Berné, Serge Pierre1
(1) IFREMER, Plouzane, France
ABSTRACT: Architecture of the Rhone Subaqueous Delta: Stepped-Sea-level Rise and Avulsions
The Rhone subaqueous delta was revisited using high resolution bathymetric and seismic methods. The new data set reveals a complex morphology with preserved features linked to the deglacial history of the delta. The preserved retreat path of the delta indicates that some distributaries directly fed canyon heads during the last Glacial. Incised meandering channels within the main canyon courses are indicative of such direct connection. Channel-levee like features are observed on the outer shelf, and are buried under the HST on the inner shelf. Transgressive parasequences are associated to slow-down of sea-level rise, but most of lobate depocenters are linked to avulsions of the highstand (<7ky) river, and can tentatively be tied to deltaic lobes mapped onshore. Long (15m) piston cores allow us to "ground-truth" key surfaces detected on seismic data, and to date the onset of sea-level rise. Paleo-shorefaces are preserved at about 50 m water depth.
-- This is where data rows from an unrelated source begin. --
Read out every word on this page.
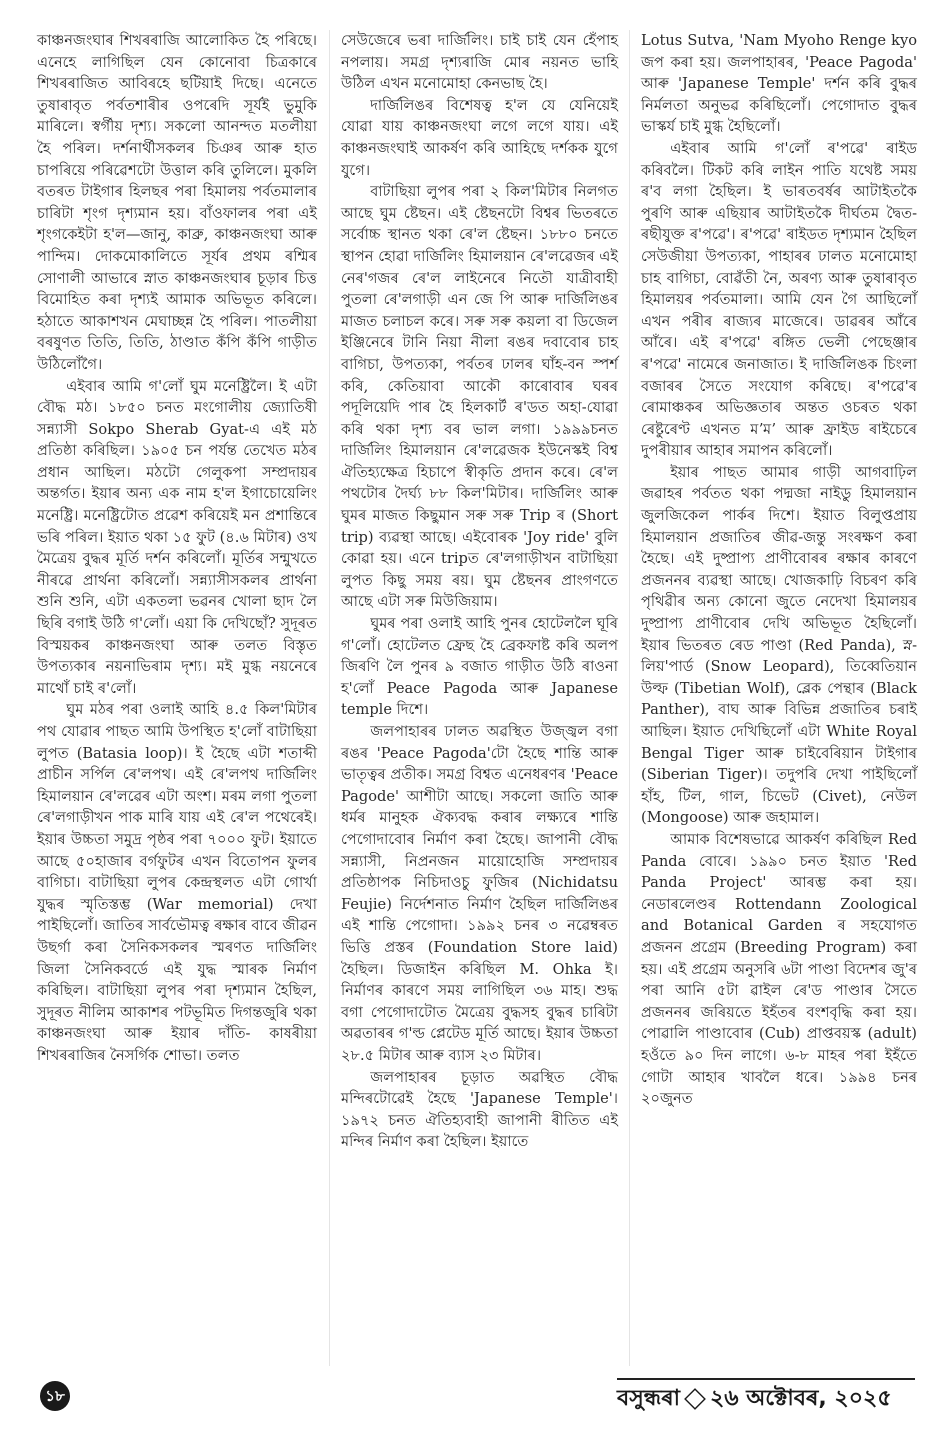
কাঞ্চনজংঘাৰ শিখৰৰাজি আলোকিত হৈ পৰিছে। এনেহে লাগিছিল যেন কোনোবা চিত্ৰকাৰে শিখৰৰাজিত আবিৰহে ছটিয়াই দিছে। এনেতে তুষাৰাবৃত পৰ্বতশাৰীৰ ওপৰেদি সূৰ্যই ভুমুকি মাৰিলে। স্বৰ্গীয় দৃশ্য। সকলো আনন্দত মতলীয়া হৈ পৰিল। দৰ্শনাৰ্থীসকলৰ চিঞৰ আৰু হাত চাপৰিয়ে পৰিৱেশটো উত্তাল কৰি তুলিলে। মুকলি বতৰত টাইগাৰ হিলছৰ পৰা হিমালয় পৰ্বতমালাৰ চাৰিটা শৃংগ দৃশ্যমান হয়। বাঁওফালৰ পৰা এই শৃংগকেইটা হ'ল—জানু, কাব্রু, কাঞ্চনজংঘা আৰু পান্দিম। দোকমোকালিতে সূৰ্যৰ প্ৰথম ৰশ্মিৰ সোণালী আভাৰে স্নাত কাঞ্চনজংঘাৰ চূড়াৰ চিত্ত বিমোহিত কৰা দৃশ্যই আমাক অভিভূত কৰিলে। হঠাতে আকাশখন মেঘাচ্ছন্ন হৈ পৰিল। পাতলীয়া বৰষুণত তিতি, তিতি, ঠাণ্ডাত কঁপি কঁপি গাড়ীত উঠিলোঁগৈ।

এইবাৰ আমি গ'লোঁ ঘুম মনেষ্ট্ৰিলৈ। ই এটা বৌদ্ধ মঠ। ১৮৫০ চনত মংগোলীয় জ্যোতিষী সন্ন্যাসী Sokpo Sherab Gyat-এ এই মঠ প্ৰতিষ্ঠা কৰিছিল। ১৯০৫ চন পৰ্যন্ত তেখেত মঠৰ প্ৰধান আছিল। মঠটো গেলুকপা সম্প্ৰদায়ৰ অন্তৰ্গত। ইয়াৰ অন্য এক নাম হ'ল ইগাচোয়েলিং মনেষ্ট্ৰি। মনেষ্ট্ৰিটোত প্ৰৱেশ কৰিয়েই মন প্ৰশান্তিৰে ভৰি পৰিল। ইয়াত থকা ১৫ ফুট (৪.৬ মিটাৰ) ওখ মৈত্ৰেয় বুদ্ধৰ মূৰ্তি দৰ্শন কৰিলোঁ। মূৰ্তিৰ সন্মুখতে নীৰৱে প্ৰাৰ্থনা কৰিলোঁ। সন্ন্যাসীসকলৰ প্ৰাৰ্থনা শুনি শুনি, এটা একতলা ভৱনৰ খোলা ছাদ লৈ ছিৰি বগাই উঠি গ'লোঁ। এয়া কি দেখিছোঁ? সুদূৰত বিস্ময়কৰ কাঞ্চনজংঘা আৰু তলত বিস্তৃত উপত্যকাৰ নয়নাভিৰাম দৃশ্য। মই মুগ্ধ নয়নেৰে মাথোঁ চাই ৰ'লোঁ।

ঘুম মঠৰ পৰা ওলাই আহি ৪.৫ কিল'মিটাৰ পথ যোৱাৰ পাছত আমি উপস্থিত হ'লোঁ বাটাছিয়া লুপত (Batasia loop)। ই হৈছে এটা শতাব্দী প্ৰাচীন সৰ্পিল ৰে'লপথ। এই ৰে'লপথ দাৰ্জিলিং হিমালয়ান ৰে'লৱেৰ এটা অংশ। মৰম লগা পুতলা ৰে'লগাড়ীখন পাক মাৰি যায় এই ৰে'ল পথেৰেই। ইয়াৰ উচ্চতা সমুদ্ৰ পৃষ্ঠৰ পৰা ৭০০০ ফুট। ইয়াতে আছে ৫০হাজাৰ বৰ্গফুটৰ এখন বিতোপন ফুলৰ বাগিচা। বাটাছিয়া লুপৰ কেন্দ্ৰস্থলত এটা গোৰ্খা যুদ্ধৰ স্মৃতিস্তম্ভ (War memorial) দেখা পাইছিলোঁ। জাতিৰ সাৰ্বভৌমত্ব ৰক্ষাৰ বাবে জীৱন উছৰ্গা কৰা সৈনিকসকলৰ স্মৰণত দাৰ্জিলিং জিলা সৈনিকবৰ্ডে এই যুদ্ধ স্মাৰক নিৰ্মাণ কৰিছিল। বাটাছিয়া লুপৰ পৰা দৃশ্যমান হৈছিল, সুদূৰত নীলিম আকাশৰ পটভূমিত দিগন্তজুৰি থকা কাঞ্চনজংঘা আৰু ইয়াৰ দাঁতি- কাষৰীয়া শিখৰৰাজিৰ নৈসৰ্গিক শোভা। তলত

সেউজেৰে ভৰা দাৰ্জিলিং। চাই চাই যেন হেঁপাহ নপলায়। সমগ্ৰ দৃশ্যৰাজি মোৰ নয়নত ভাহি উঠিল এখন মনোমোহা কেনভাছ হৈ।

দাৰ্জিলিঙৰ বিশেষত্ব হ'ল যে যেনিয়েই যোৱা যায় কাঞ্চনজংঘা লগে লগে যায়। এই কাঞ্চনজংঘাই আকৰ্ষণ কৰি আহিছে দৰ্শকক যুগে যুগে।

বাটাছিয়া লুপৰ পৰা ২ কিল'মিটাৰ নিলগত আছে ঘুম ষ্টেছন। এই ষ্টেছনটো বিশ্বৰ ভিতৰতে সৰ্বোচ্চ স্থানত থকা ৰে'ল ষ্টেছন। ১৮৮০ চনতে স্থাপন হোৱা দাৰ্জিলিং হিমালয়ান ৰে'লৱেজৰ এই নেৰ'গজৰ ৰে'ল লাইনেৰে নিতৌ যাত্ৰীবাহী পুতলা ৰে'লগাড়ী এন জে পি আৰু দাৰ্জিলিঙৰ মাজত চলাচল কৰে। সৰু সৰু কয়লা বা ডিজেল ইঞ্জিনেৰে টানি নিয়া নীলা ৰঙৰ দবাবোৰ চাহ বাগিচা, উপত্যকা, পৰ্বতৰ ঢালৰ ঘাঁহ-বন স্পৰ্শ কৰি, কেতিয়াবা আকৌ কাৰোবাৰ ঘৰৰ পদূলিয়েদি পাৰ হৈ হিলকাৰ্ট ৰ'ডত অহা-যোৱা কৰি থকা দৃশ্য বৰ ভাল লগা। ১৯৯৯চনত দাৰ্জিলিং হিমালয়ান ৰে'লৱেজক ইউনেস্কই বিশ্ব ঐতিহ্যক্ষেত্ৰ হিচাপে স্বীকৃতি প্ৰদান কৰে। ৰে'ল পথটোৰ দৈৰ্ঘ্য ৮৮ কিল'মিটাৰ। দাৰ্জিলিং আৰু ঘুমৰ মাজত কিছুমান সৰু সৰু Trip ৰ (Short trip) ব্যৱস্থা আছে। এইবোৰক 'Joy ride' বুলি কোৱা হয়। এনে tripত ৰে'লগাড়ীখন বাটাছিয়া লুপত কিছু সময় ৰয়। ঘুম ষ্টেছনৰ প্ৰাংগণতে আছে এটা সৰু মিউজিয়াম।

ঘুমৰ পৰা ওলাই আহি পুনৰ হোটেললৈ ঘূৰি গ'লোঁ। হোটেলত ফ্ৰেছ হৈ ব্ৰেকফাষ্ট কৰি অলপ জিৰণি লৈ পুনৰ ৯ বজাত গাড়ীত উঠি ৰাওনা হ'লোঁ Peace Pagoda আৰু Japanese temple দিশে।

জলপাহাৰৰ ঢালত অৱস্থিত উজ্জ্বল বগা ৰঙৰ 'Peace Pagoda'টো হৈছে শান্তি আৰু ভাতৃত্বৰ প্ৰতীক। সমগ্ৰ বিশ্বত এনেধৰণৰ 'Peace Pagode' আশীটা আছে। সকলো জাতি আৰু ধৰ্মৰ মানুহক ঐক্যবদ্ধ কৰাৰ লক্ষ্যৰে শান্তি পেগোদাবোৰ নিৰ্মাণ কৰা হৈছে। জাপানী বৌদ্ধ সন্ন্যাসী, নিপ্ৰনজন মায়োহোজি সম্প্ৰদায়ৰ প্ৰতিষ্ঠাপক নিচিদাওচু ফুজিৰ (Nichidatsu Feujie) নিৰ্দেশনাত নিৰ্মাণ হৈছিল দাৰ্জিলিঙৰ এই শান্তি পেগোদা। ১৯৯২ চনৰ ৩ নৱেম্বৰত ভিত্তি প্ৰস্তৰ (Foundation Store laid) হৈছিল। ডিজাইন কৰিছিল M. Ohka ই। নিৰ্মাণৰ কাৰণে সময় লাগিছিল ৩৬ মাহ। শুদ্ধ বগা পেগোদাটোত মৈত্ৰেয় বুদ্ধসহ বুদ্ধৰ চাৰিটা অৱতাৰৰ গ'ল্ড প্লেটেড মূৰ্তি আছে। ইয়াৰ উচ্চতা ২৮.৫ মিটাৰ আৰু ব্যাস ২৩ মিটাৰ।

জলপাহাৰৰ চূড়াত অৱস্থিত বৌদ্ধ মন্দিৰটোৱেই হৈছে 'Japanese Temple'। ১৯৭২ চনত ঐতিহ্যবাহী জাপানী ৰীতিত এই মন্দিৰ নিৰ্মাণ কৰা হৈছিল। ইয়াতে

Lotus Sutva, 'Nam Myoho Renge kyo জপ কৰা হয়। জলপাহাৰৰ, 'Peace Pagoda' আৰু 'Japanese Temple' দৰ্শন কৰি বুদ্ধৰ নিৰ্মলতা অনুভৱ কৰিছিলোঁ। পেগোদাত বুদ্ধৰ ভাস্কৰ্য চাই মুগ্ধ হৈছিলোঁ।

এইবাৰ আমি গ'লোঁ ৰ'পৱে' ৰাইড কৰিবলৈ। টিকট কৰি লাইন পাতি যথেষ্ট সময় ৰ'ব লগা হৈছিল। ই ভাৰতবৰ্ষৰ আটাইতকৈ পুৰণি আৰু এছিয়াৰ আটাইতকৈ দীৰ্ঘতম দ্বৈত-ৰছীযুক্ত ৰ'পৱে'। ৰ'পৱে' ৰাইডত দৃশ্যমান হৈছিল সেউজীয়া উপত্যকা, পাহাৰৰ ঢালত মনোমোহা চাহ বাগিচা, বোৱঁতী নৈ, অৰণ্য আৰু তুষাৰাবৃত হিমালয়ৰ পৰ্বতমালা। আমি যেন গৈ আছিলোঁ এখন পৰীৰ ৰাজ্যৰ মাজেৰে। ডাৱৰৰ আঁৰে আঁৰে। এই ৰ'পৱে' ৰঙ্গিত ভেলী পেছেঞ্জাৰ ৰ'পৱে' নামেৰে জনাজাত। ই দাৰ্জিলিঙক চিংলা বজাৰৰ সৈতে সংযোগ কৰিছে। ৰ'পৱে'ৰ ৰোমাঞ্চকৰ অভিজ্ঞতাৰ অন্তত ওচৰত থকা ৰেষ্টুৰেণ্ট এখনত মʼমʼ আৰু ফ্ৰাইড ৰাইচেৰে দুপৰীয়াৰ আহাৰ সমাপন কৰিলোঁ।

ইয়াৰ পাছত আমাৰ গাড়ী আগবাঢ়িল জৱাহৰ পৰ্বতত থকা পদ্মজা নাইডু হিমালয়ান জুলজিকেল পাৰ্কৰ দিশে। ইয়াত বিলুপ্তপ্ৰায় হিমালয়ান প্ৰজাতিৰ জীৱ-জন্তু সংৰক্ষণ কৰা হৈছে। এই দুষ্প্ৰাপ্য প্ৰাণীবোৰৰ ৰক্ষাৰ কাৰণে প্ৰজননৰ ব্যৱস্থা আছে। খোজকাঢ়ি বিচৰণ কৰি পৃথিৱীৰ অন্য কোনো জুতে নেদেখা হিমালয়ৰ দুষ্প্ৰাপ্য প্ৰাণীবোৰ দেখি অভিভূত হৈছিলোঁ। ইয়াৰ ভিতৰত ৰেড পাণ্ডা (Red Panda), স্ন-লিয়'পাৰ্ড (Snow Leopard), তিব্বেতিয়ান উল্ফ (Tibetian Wolf), ব্লেক পেন্থাৰ (Black Panther), বাঘ আৰু বিভিন্ন প্ৰজাতিৰ চৰাই আছিল। ইয়াত দেখিছিলোঁ এটা White Royal Bengal Tiger আৰু চাইবেৰিয়ান টাইগাৰ (Siberian Tiger)। তদুপৰি দেখা পাইছিলোঁ হাঁহ, টিল, গাল, চিভেট (Civet), নেউল (Mongoose) আৰু জহামাল।

আমাক বিশেষভাৱে আকৰ্ষণ কৰিছিল Red Panda বোৰে। ১৯৯০ চনত ইয়াত 'Red Panda Project' আৰম্ভ কৰা হয়। নেডাৰলেণ্ডৰ Rottendann Zoological and Botanical Garden ৰ সহযোগত প্ৰজনন প্ৰগ্ৰেম (Breeding Program) কৰা হয়। এই প্ৰগ্ৰেম অনুসৰি ৬টা পাণ্ডা বিদেশৰ জু'ৰ পৰা আনি ৫টা ৱাইল ৰে'ড পাণ্ডাৰ সৈতে প্ৰজননৰ জৰিয়তে ইহঁতৰ বংশবৃদ্ধি কৰা হয়। পোৱালি পাণ্ডাবোৰ (Cub) প্ৰাপ্তবয়স্ক (adult) হওঁতে ৯০ দিন লাগে। ৬-৮ মাহৰ পৰা ইহঁতে গোটা আহাৰ খাবলৈ ধৰে। ১৯৯৪ চনৰ ২০জুনত

১৮	বসুন্ধৰা ২৬ অক্টোবৰ, ২০২৫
They display sandy clinoforms that grade seaward into clayey silt with interbedded silty sand beds (storm beds and/or flood deposits). The upper part of these shelf sand bodies was reworked into transverse dunes that are presently inactive. The modern delta front of the Grand Rhone exhibits subaquatic channels that could be formed by high density currents during floods.
AAPG Search and Discovery Article #90026©2004 AAPG Annual Meeting, Dallas, Texas, April 18-21, 2004.